Adversarial Robustness

Building AI systems that are robust to adversarial attacks and distribution shifts.

Overview

Modern vision-language models achieve remarkable performance on standard benchmarks, but remain vulnerable to adversarial perturbations and distribution shifts. My research develops provably-guaranteed detection methods and robust training procedures.


Current Projects

KoALA: KL-L0 Adversarial Detector via Label Agreement

Status: Under review at ICLR 2026 arXiv
Key insight: Combining KL divergence with L0-based label agreement enables formal detection guarantees.

What we did:

  • Designed a dual-head detector that flags inputs when prediction heads disagree
  • Established formal detection guarantees with rigorous mathematical proofs
  • Validated on ResNet-18 and CLIP (ViT-B/32) across standard adversarial benchmarks

Why it matters: Most adversarial detection methods lack formal guarantees — they work empirically but can be bypassed by adaptive attacks.
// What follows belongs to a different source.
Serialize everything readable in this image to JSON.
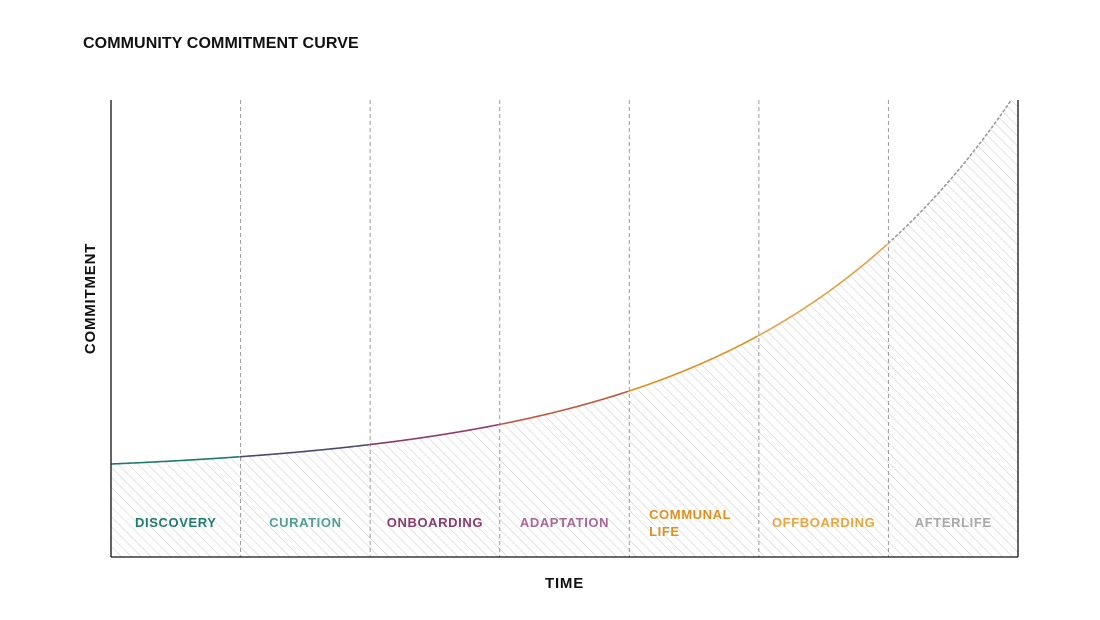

KoALA provides provable bounds on detection performance.


Research Questions I’m Exploring

  1. Certified robustness for VLMs — Can we extend randomized smoothing to vision-language models?
  2. Distribution shift detection — How do we distinguish adversarial inputs from natural distribution shifts?
  3. Robust fine-tuning — Does adversarial training transfer across modalities?